Aller au contenu

La Mystification fatale/Deuxième Partie/VIII

La bibliothèque libre.


Texte établi par Léandre d’André, Imprimerie André Coromilas (p. 146-148).
§ VIII. — Saint Jean Damascène.


Saint Jean Damascène dans son Histoire de Barlaam et Josaphat dit : « Connais un seul Saint-Esprit qui procède du Père, Dieu parfait vivificateur etc. ». Les faussaires, dans les éditions de ses œuvres, (1546 et 1575) y ont fourré leur favori Filioque ; mais Jacques Villius, dans celle de 1577, a prouvé que c’était une falsification. Allatius et Bellarmin avouent ce méfait que Blemidis et Bessarion, tous deux déserteurs de l’Orthodoxie, tâchent de couvrir. Cependant le fameux Antoine Poissevin, dans sa Préparation sacrée, et Pierre Scarga, dans ses Vies des Saints, osent en soutenir l’authenticité. Thomas d’Aquin, ne sachant dans son dépit où se cramponner, accuse saint Jean Damascène de pencher vers le Nestorianisme. Scarga plus compatissant nous dit gravement, qu’il s’est repenti dans la suite de cette tendance à l’hérésie. M. Laemmer, quoique pouvant se reposer sur ces graves autorités, condescend enfin à reconnaître l’existence de la falsification. Il se console pourtant avec son refrain habituel : Saint Jean Damascène, dit-il, professe la doctrine du Filioque dans son ouvrage de Fide Orthodoxa.

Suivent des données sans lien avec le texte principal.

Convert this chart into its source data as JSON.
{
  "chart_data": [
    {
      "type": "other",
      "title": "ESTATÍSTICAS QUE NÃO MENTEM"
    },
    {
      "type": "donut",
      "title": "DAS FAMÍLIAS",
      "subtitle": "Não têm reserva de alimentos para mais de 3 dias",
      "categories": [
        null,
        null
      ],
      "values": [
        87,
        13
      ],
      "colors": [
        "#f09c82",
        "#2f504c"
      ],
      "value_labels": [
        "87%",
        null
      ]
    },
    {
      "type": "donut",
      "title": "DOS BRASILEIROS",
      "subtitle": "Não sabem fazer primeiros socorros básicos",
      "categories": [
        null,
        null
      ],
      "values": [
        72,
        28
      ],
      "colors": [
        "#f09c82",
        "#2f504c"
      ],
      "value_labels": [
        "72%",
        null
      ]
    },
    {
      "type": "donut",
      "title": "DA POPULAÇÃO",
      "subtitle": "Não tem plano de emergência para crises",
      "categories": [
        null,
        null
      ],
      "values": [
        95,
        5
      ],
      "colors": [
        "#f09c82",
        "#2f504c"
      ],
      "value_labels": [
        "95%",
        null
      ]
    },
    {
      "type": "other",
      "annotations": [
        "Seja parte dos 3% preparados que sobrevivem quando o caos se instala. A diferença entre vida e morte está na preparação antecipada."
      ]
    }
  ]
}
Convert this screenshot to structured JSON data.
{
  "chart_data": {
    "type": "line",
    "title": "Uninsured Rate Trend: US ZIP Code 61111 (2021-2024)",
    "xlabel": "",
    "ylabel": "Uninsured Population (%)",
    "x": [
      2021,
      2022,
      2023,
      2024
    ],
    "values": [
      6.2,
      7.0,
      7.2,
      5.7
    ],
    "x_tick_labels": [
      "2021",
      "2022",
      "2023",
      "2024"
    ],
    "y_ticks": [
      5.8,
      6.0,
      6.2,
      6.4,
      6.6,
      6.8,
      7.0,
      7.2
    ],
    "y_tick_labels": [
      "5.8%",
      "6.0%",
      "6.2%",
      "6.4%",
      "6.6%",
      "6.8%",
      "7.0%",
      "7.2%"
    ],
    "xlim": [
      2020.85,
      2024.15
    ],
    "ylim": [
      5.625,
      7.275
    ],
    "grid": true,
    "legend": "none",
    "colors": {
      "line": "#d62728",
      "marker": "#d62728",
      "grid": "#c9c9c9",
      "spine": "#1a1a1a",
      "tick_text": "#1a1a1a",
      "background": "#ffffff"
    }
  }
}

Allatius, à propos de cette corruption, fait les aveux suivants : « Il arrive à quelques-uns, de se montrer peu prévoyants, pour vouloir se montrer trop prudents. C’est ainsi que quelqu’un ayant lu que le Saint-Esprit procède du Père, et craignant que par ce mot ne soit déduite l’erreur des Grecs qui professent la procession du côté du Père seulement, il ajouta et du Fils, d’après l’inspiration de sa religion et de sa piété. » Ce qui, en bon français, signifie que ce quelqu’un s’était permis, d’après l’esprit de sa religion, de commettre une falsification. « Solunt enim nonnulli dum nimis cauti videri volunt, parum se caute exhibere. Quare quisquis ille fuerit, quum legisse, Spiritum Sanctum a Patre procedere, quasi hisce verbis eorum (Graecorum) qui tantum a Patre Spiritum Sanctum procedere asserunt, error induceretur, pro sua religione et pietate, de suo illud Filioque adjecit » (De Perpet. Consens., lib. II, cap. II, § 8, edit. Colon., pag. 494). Ces gens ne se sont pourtant pas montrés assez prudents ; ils devaient commencer l’exercice de leur piété par l’évangile de saint Jean, pour en déloger l’erreur grecque qui s’y tapit. Par cela, ils auraient plus solidement édifié leur lecteur et couper court à toute hésitation. Et pourquoi non ? Un autre Jean, que l’on canonisera un jour : Jean Beccus n’accorde-t-il pas là-dessus toute permission ? Plus loin, nous reviendrons sur ce personnage pour parler des titres qu’il a à la canonisation.